Gilead has a miracle drug called Sovaldi that saves the lives of people who have hepatitis C. It's a remarkably potent drug that cures people after a 12-week regimen.
There are three problems with this miracle achievement though. First, it costs $84,000 and the insurers are balking even though the consequences of not treating hepatitis C are far worse not just for the patient, of course, but for the insurers themselves.
Second, Wall Street likes maintenance drugs that you take for the rest of your life, like the anti-cholesterol drugs or the multiple sclerosis drugs (including Biogen Idec's (BIIB), although that stock is down today), which are annuity streams. Once you are cured of hepatitis C you are cured -- and you have to believe that, even though only half of the doctors who can prescribe it, according to Gilead, have already. So, there is a real (albeit high quality) finite problem.
Third, there is competition coming from both AbbVie (ABBV) and Merck (MRK). Normally, I would say that Gilead's got first-move advantage and you don't need to worry, the other guys are making real progress and if their products are as good as Sovaldi, believe me, that $84,000 price tag won't stay up there.

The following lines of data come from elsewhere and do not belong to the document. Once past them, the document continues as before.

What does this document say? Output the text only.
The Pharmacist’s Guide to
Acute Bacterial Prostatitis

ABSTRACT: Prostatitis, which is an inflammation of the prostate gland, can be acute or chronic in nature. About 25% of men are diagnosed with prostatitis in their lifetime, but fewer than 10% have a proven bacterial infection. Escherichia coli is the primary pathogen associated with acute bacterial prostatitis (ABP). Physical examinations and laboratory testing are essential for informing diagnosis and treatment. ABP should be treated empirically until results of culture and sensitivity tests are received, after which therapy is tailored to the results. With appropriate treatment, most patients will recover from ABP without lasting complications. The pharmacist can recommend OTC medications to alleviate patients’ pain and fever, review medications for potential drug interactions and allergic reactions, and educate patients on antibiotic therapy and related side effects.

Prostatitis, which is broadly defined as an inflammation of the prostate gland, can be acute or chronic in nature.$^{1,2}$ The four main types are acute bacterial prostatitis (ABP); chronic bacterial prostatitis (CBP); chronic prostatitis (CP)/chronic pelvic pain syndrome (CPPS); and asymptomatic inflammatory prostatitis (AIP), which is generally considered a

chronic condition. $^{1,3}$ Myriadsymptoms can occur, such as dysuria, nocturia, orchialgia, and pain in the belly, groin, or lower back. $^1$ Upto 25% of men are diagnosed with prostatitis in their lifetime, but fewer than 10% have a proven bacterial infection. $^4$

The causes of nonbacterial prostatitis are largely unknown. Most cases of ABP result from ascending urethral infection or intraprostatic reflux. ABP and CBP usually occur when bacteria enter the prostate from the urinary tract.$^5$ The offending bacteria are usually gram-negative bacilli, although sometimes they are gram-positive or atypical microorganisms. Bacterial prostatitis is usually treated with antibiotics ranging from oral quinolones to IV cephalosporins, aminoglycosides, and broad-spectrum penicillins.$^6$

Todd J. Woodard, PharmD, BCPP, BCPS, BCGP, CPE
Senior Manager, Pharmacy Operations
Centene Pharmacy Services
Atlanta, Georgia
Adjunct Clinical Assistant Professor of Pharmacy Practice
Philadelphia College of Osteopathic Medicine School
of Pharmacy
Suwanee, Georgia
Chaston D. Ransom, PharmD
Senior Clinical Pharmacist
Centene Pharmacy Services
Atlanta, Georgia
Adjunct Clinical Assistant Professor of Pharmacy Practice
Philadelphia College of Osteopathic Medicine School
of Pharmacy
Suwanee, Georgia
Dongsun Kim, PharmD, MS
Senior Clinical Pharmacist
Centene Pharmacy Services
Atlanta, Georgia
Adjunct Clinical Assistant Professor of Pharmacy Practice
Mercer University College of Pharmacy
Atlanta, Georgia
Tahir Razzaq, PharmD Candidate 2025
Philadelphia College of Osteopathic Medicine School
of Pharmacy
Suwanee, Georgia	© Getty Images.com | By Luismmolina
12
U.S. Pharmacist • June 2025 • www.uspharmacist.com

All that said, I really like Gilead. It has more than Sovaldi going for it. It's got a terrific balance sheet and can buy back stock with abandon. But these outlined woes, the idea that there is big inventory in the system and this market's newfound hatred of biotech will keep a lid on this stock for some time.
After the great start for this hepatitis C cure, this situation is frustrating. But sometimes companies develop products that are too amazing for their own good and the good of their shareholders -- even though they are certainly fabulous for the customers.